Sábado, 17 de Outubro de 2009
Carta de solidariedade ao meu sofá
É a divisão da minha casa que menos uso dou. Ou melhor, é a divisão mais prática, prostituta, descolorida que uma casa pode ter. Qual é o interesse de uma casa –de-banho para além da sua dimensão de limpeza e asseio?
Fazem-me confusão todos aqueles que vão ler o jornal para a casa-de-banho. Calças em baixo surge toda uma componente reflexiva que induz o pensamento e o julgamento crítico. O sofá, estático na sala, sente-se ofendido e amarrado. Ele, que é amplo e confortável, apenas se pode contentar com “As Tardes da Júlia” ou o “Preço Certo”. Agora, aquele pequeno círculo de mármore tem todo o tempo para ficar a par do que se passa do outro lado do mundo; de saber as cotações da bolsa e mesmo de descobrir alguns dos segredos da Herta Muller, o novo Prémio Nobel da Literatura.
Intriga-me. As pessoas são capazes de passar horas no IKEA, fora a posterior discussão, a ver qual o sofá que melhor se enquadra às definições da sala. De ver o seu posicionamento, a sua colocação em frente à televisão e de se estudar a sua funcionalidade correlativa com todas as outras divisões da sala. Pois bem, já dizem os holandeses que sem estereótipos seriamos todos mais felizes. Se fosse a eles substituía-os por 4 ou 5 sanitas bem redondas mesmo em frente ao LCD. Que sala bonita! A Herta Muller agradeceria.

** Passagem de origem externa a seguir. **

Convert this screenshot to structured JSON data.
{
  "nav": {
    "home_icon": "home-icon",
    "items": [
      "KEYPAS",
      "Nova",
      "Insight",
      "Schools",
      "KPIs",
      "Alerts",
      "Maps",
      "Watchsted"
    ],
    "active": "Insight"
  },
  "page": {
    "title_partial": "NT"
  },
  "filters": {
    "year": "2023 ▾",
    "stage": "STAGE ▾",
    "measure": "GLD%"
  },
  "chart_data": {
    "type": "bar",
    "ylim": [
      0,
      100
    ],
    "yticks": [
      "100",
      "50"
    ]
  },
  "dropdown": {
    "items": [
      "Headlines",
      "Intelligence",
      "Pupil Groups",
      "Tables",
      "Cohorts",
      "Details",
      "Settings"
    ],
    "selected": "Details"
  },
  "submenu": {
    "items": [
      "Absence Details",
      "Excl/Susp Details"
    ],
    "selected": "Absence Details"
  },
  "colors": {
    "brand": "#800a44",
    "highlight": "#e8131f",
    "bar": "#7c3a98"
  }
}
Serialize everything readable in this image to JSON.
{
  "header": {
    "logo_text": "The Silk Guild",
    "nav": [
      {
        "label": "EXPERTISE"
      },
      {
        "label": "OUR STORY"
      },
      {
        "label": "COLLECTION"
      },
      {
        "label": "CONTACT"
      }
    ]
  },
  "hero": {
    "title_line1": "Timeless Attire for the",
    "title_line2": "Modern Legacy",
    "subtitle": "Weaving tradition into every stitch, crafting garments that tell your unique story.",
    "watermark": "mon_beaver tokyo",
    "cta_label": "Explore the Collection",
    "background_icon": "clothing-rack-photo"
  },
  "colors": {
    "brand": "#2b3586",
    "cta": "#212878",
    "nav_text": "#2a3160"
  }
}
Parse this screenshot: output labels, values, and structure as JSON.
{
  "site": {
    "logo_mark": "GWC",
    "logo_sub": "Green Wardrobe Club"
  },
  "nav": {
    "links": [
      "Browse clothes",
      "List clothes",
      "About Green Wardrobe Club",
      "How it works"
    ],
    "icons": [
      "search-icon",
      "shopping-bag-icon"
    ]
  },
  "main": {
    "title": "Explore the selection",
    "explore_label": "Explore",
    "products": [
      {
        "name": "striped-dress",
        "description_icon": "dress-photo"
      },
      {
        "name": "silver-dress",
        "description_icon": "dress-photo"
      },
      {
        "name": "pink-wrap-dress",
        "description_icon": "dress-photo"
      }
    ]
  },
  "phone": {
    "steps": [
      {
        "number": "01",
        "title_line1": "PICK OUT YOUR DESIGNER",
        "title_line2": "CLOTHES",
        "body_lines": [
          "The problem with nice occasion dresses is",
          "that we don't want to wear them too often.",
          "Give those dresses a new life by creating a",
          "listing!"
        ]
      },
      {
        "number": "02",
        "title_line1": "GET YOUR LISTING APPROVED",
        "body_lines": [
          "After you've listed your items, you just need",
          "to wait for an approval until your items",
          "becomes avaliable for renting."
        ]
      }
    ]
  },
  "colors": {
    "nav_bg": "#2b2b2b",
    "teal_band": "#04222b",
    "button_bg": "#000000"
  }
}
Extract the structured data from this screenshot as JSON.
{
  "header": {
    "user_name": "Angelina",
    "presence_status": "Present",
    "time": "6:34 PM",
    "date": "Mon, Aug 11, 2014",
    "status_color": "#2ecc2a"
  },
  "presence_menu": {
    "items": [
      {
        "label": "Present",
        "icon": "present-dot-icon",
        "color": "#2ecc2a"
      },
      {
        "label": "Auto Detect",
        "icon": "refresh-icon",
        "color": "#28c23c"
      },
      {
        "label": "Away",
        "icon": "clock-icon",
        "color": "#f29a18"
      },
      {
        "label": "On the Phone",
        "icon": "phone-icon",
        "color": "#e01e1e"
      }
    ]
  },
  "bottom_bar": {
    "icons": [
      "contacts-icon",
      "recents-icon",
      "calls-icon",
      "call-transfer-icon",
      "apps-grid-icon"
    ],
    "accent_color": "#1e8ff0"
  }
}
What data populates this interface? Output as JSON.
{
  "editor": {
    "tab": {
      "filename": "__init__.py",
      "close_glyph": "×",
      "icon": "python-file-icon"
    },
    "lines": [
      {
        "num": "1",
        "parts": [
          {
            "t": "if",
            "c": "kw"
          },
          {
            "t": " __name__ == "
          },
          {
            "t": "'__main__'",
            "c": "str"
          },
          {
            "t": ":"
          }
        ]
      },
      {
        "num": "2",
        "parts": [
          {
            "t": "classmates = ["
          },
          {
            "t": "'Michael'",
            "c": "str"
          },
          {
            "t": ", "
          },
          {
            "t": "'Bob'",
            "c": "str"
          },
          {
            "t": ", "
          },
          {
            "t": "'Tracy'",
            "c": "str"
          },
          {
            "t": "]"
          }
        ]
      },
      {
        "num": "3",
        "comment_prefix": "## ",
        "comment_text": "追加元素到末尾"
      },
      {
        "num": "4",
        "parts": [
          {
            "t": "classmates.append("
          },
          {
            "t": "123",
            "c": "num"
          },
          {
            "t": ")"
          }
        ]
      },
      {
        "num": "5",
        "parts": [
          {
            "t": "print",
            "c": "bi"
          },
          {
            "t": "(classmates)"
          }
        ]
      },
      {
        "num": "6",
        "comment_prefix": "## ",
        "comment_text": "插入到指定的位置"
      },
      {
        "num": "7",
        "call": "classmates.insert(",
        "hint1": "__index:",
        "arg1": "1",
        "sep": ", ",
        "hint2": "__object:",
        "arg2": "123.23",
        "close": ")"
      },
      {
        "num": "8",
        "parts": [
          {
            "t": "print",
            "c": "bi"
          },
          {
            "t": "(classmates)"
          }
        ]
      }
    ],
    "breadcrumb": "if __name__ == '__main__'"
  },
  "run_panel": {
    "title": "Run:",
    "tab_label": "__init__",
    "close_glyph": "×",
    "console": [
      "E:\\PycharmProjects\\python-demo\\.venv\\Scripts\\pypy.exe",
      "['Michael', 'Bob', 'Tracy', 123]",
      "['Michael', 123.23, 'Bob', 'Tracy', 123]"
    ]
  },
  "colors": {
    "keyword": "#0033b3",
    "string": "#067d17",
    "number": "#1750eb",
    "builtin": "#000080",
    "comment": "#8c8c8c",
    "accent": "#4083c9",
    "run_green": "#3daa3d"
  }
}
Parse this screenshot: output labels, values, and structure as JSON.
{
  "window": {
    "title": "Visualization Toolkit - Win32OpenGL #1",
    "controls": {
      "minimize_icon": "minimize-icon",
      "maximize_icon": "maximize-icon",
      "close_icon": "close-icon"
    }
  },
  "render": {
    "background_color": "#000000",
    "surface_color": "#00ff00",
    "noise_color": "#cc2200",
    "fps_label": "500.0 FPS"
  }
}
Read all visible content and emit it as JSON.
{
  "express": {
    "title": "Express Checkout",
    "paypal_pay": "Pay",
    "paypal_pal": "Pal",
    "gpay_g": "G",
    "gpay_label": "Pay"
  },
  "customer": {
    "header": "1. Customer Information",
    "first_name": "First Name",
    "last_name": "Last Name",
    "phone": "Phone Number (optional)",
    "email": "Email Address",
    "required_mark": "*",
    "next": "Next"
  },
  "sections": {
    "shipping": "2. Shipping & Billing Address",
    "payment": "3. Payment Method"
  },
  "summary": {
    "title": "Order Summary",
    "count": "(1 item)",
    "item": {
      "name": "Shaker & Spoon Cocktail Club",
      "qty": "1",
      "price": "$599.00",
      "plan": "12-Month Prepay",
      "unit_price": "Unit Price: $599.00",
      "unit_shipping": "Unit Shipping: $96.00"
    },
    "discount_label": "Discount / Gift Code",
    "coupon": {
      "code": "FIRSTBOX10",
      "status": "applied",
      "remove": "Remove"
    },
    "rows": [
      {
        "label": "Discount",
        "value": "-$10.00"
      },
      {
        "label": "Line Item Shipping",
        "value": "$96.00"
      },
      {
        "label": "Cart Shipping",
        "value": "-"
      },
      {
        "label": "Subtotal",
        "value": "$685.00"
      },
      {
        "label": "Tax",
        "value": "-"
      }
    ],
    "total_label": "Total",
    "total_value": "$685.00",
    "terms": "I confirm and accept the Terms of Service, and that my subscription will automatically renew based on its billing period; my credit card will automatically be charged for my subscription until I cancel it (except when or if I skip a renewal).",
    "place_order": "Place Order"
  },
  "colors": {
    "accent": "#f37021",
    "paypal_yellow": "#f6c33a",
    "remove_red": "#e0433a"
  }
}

Eu mantenho-me, e manter-me-ei, fiel à tradicional definição do sofá. Se tenho de passar tempo em casa que seja lá sentado. Na casa-de-banho limito-me ao “stop and go”. Isto claro mantendo os meus padrões de asseio e de estética. Mas digo-vos: se pintassem a parede da minha casa-de-banho de laranja eu nem sequer me iria chatear. Para mim será sempre uma divisão sem cor, que não merece a profundidade dos meus pensamentos. Tenho dito!
Sexta-feira, 2 de Outubro de 2009
A hegemonia da cotonete
Volto hoje ao vosso convívio diário para vos falar de algo que me atormenta: a hegemonia das cotonetes no sistema auricular de limpeza.
É com consternação que vejo que fomos capazes de evoluir da vassoura para o aspirador. Os nossos rudimentares regadores foram substituídos por eficazes mangueiras, capazes de verdejar o recanto mais ínfimo do nosso jardim; aos poucos o “Sonasol” foi desaparecendo, em detrimento do “Calgonit” que pauta o ritmo das nossas máquinas de lavar.
Ao invés, as nossas belas orelhas continuam a ser limpas com um bocado de algodão. O sistema não é prático, até porque o cerúmen é empurrado para dentro, algo que não é aconselhável. Os médicos insistem que a cotonete não é o sistema mais indicado, mas o que é facto é que se tornou o verdadeiro “José Sócrates” da limpeza corporal. Usamos cotonete não porque gostamos, mas sim porque não temos alternativa melhor.
Sinto um certo desconforto ao ver que fomos capazes de navegar no caminho das escovas de dentes eléctricas. E aqui impunha-se um referendo: prefere ter mau hálito e ouvir bem; ou ouvir por um funil e ter uma dentadura à Paulo Portas? Eu, por mim, até que prefiro ter mau hálito. Não sendo muito beijoqueiro, é uma bela forma de me defender contra eventuais intrusos.
Penso que esta e outras escolhas devem ser feitas no momento antecedente à evolução. Enquanto isso continuo a fazer malabarismos com a cotonete: não a quero empurrar, quero é fazer um movimento invertido em que o meu cerúmen, em ricochete, é projectado para o exterior. Acreditem que não é fácil, mas para já tem resultado bem.